UN to airlift food aid to South Sudan refugees

March 7, 2014 11:48 am


Sudanese citizens queue for food/FILE
Sudanese citizens queue for food/FILE
GENEVA, Mar 7 – The World Food Programme said Friday it was planning to airlift and airdrop urgently needed food aid to thousands of refugees and others affected by the conflict in South Sudan.

The UN agency said the conflict in the world’s newest nation had severely complicated supplying refugee camps in the northeastern Maban County with food, warning that cereal stocks there were exhausted.

“Because our normal supply routes are disrupted, WFP will be using a combination of airlifts and airdrops to replenish the stocks in the Maban County refugee camps,” the agency said.

South Sudan’s government has been at war with rebel groups since December 15, when a clash between troops loyal to President Salva Kiir and those backing sacked vice president Riek Machar snowballed into full-scale fighting across the country.

“The crisis has seriously damaged food security,” WFP spokeswoman Elisabeth Byrs told reporters in Geneva, while a statement warned the insecurity in the country was “pushing millions further into hunger and severely complicating… efforts to provide relief.”

The agency said so far this year it had dispatched a total of 20,296 metric tonnes of food around South Sudan “despite immense challenges due to insecurity, including looting and commandeering of trucks”.

But while it had been able to provide normal food rations to the camps in Maban so far, it warned it had now completely run out of cereal stocks there.

This was especially worrying since aid agencies at this time of year usually stock up warehouses in areas that will become inaccessible when the rainy season begins next month.

These stocks are usually moved by river and road from Ethiopia.

WFP had last month planned to move 28,000 metric tonnes of food for Maban and elsewhere in South Sudan’s Upper Nile State this way, but although the trucks were loaded and ready to go, they were still waiting for permission to cross the border.

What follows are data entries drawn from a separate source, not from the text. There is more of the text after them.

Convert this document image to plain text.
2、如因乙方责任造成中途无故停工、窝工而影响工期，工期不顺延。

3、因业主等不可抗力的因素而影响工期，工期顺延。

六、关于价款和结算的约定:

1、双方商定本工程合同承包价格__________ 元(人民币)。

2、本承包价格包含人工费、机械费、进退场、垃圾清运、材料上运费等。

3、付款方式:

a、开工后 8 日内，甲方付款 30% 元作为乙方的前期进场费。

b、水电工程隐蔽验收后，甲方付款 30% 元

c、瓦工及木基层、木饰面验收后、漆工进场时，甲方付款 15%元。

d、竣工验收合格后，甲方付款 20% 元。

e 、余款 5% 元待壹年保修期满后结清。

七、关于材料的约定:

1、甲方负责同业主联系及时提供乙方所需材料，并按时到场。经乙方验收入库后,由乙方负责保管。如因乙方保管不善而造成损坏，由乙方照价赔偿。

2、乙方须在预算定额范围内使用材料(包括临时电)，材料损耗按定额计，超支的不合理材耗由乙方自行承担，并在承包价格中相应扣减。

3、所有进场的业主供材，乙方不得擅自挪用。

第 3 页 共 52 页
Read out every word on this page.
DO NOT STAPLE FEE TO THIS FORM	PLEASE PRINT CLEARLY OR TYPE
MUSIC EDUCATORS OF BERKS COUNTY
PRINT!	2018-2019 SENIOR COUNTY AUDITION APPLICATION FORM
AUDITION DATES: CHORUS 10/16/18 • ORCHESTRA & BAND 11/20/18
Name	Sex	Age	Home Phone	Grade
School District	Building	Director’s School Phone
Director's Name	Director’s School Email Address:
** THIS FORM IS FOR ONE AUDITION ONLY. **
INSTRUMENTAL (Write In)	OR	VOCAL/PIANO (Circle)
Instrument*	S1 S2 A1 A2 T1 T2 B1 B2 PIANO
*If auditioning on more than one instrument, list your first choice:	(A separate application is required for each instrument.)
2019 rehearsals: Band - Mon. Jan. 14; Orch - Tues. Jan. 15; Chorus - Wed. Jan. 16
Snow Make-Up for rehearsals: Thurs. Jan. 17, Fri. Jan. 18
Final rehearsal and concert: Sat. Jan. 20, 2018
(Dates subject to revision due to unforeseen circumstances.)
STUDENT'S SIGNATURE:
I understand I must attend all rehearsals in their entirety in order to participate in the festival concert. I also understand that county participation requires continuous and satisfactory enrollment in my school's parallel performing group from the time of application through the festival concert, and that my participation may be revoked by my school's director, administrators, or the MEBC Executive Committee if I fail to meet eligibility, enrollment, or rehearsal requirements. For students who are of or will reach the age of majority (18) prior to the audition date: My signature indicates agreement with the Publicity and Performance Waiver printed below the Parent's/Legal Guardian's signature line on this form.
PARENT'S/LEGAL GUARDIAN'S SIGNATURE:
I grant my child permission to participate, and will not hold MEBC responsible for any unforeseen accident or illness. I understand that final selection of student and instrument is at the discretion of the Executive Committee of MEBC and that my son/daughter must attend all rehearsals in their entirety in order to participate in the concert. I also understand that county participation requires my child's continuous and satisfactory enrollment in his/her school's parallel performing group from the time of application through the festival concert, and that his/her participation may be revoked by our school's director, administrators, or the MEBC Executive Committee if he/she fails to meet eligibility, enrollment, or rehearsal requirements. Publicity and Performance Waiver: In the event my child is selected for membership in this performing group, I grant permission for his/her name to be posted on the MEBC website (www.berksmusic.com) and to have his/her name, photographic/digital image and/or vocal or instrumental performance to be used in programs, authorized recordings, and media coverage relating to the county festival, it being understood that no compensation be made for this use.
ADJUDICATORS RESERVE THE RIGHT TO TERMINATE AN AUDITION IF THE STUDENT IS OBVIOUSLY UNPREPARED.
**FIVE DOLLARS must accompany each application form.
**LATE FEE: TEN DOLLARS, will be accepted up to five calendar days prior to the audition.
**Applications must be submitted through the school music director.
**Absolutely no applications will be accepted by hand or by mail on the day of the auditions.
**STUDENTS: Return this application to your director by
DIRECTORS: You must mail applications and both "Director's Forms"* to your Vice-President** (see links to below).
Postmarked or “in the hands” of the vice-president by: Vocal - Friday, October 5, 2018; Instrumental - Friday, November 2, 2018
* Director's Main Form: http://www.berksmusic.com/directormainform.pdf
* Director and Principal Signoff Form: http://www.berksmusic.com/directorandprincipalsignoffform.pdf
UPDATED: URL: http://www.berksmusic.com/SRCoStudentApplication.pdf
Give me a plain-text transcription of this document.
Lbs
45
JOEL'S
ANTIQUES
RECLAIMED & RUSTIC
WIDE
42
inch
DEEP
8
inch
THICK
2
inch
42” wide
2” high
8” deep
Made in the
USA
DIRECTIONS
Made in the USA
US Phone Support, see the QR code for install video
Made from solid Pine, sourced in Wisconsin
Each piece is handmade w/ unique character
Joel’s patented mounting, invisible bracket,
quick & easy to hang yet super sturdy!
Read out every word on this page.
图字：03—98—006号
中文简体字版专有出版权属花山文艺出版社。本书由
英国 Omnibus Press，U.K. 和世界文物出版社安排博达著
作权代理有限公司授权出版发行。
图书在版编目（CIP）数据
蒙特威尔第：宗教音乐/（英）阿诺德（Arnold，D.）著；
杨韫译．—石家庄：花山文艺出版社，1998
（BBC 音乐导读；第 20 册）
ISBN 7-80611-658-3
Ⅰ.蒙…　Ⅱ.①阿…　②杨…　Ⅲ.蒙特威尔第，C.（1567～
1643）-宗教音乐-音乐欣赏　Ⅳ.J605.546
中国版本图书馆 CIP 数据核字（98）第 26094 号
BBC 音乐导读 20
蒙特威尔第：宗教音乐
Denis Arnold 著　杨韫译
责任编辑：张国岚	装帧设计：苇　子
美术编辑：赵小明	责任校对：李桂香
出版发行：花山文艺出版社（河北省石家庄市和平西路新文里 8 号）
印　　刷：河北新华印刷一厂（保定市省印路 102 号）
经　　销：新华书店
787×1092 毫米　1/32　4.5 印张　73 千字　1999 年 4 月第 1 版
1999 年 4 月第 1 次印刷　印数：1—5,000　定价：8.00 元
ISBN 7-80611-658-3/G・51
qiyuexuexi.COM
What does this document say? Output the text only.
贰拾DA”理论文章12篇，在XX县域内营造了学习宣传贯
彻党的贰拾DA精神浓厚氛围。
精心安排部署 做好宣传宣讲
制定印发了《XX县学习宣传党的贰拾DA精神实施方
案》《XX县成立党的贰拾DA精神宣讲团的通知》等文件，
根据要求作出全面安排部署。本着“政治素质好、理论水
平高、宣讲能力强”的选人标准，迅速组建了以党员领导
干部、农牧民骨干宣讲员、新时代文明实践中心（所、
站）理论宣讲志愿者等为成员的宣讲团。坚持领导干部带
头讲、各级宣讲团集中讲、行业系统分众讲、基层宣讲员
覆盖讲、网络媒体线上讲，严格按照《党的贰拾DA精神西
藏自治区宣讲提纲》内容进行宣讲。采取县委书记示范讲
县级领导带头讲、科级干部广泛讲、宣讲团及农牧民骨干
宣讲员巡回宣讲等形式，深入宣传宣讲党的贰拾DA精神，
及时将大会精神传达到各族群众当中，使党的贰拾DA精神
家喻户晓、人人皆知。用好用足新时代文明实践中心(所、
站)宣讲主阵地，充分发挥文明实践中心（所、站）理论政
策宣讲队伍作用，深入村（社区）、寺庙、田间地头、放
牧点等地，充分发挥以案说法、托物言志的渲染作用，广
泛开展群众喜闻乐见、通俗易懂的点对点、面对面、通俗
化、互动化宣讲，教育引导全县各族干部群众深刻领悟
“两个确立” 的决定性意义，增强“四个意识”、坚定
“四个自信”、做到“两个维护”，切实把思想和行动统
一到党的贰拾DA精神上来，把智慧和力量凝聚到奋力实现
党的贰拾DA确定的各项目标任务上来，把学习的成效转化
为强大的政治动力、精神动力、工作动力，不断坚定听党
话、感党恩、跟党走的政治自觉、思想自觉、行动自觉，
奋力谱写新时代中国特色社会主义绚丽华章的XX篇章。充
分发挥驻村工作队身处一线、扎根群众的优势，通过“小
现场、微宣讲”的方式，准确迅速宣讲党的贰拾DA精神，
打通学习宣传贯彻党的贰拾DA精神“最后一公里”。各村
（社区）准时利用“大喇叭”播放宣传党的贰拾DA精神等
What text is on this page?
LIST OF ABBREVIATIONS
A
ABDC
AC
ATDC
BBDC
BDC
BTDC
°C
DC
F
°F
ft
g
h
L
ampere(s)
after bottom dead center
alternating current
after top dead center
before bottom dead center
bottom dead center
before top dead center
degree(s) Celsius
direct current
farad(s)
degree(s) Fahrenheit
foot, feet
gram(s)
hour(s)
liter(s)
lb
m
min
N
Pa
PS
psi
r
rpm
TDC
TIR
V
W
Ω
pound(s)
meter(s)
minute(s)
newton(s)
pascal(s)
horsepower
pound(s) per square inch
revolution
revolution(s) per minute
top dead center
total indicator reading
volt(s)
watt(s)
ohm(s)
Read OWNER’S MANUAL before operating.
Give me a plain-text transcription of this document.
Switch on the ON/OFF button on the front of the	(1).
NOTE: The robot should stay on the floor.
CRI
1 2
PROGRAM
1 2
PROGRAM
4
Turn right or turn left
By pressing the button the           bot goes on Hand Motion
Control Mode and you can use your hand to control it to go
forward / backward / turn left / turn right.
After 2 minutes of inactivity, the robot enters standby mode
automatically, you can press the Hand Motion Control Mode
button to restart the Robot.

“The other possible supply routes, including the river from Juba or Malakal to Melut, are either closed or too insecure,” the agency said, stressing that “our only other option is supplying the camps by air”.

It said it had therefore brought in a cargo plane to airlift supplies from Juba to a town called Paloich, and would move them by truck from there to Maban, and that it had also contracted two specialised planes for airdrops that would start within a few days.

The airlift and airdrop operation was expected to be able to move an average of 2,275 metric tonnes of food each month, which is what is required for the Maban refugee camps.

Such air operations were “very expensive”, WFP said, stressing the need for urgent funding to help cover the cost.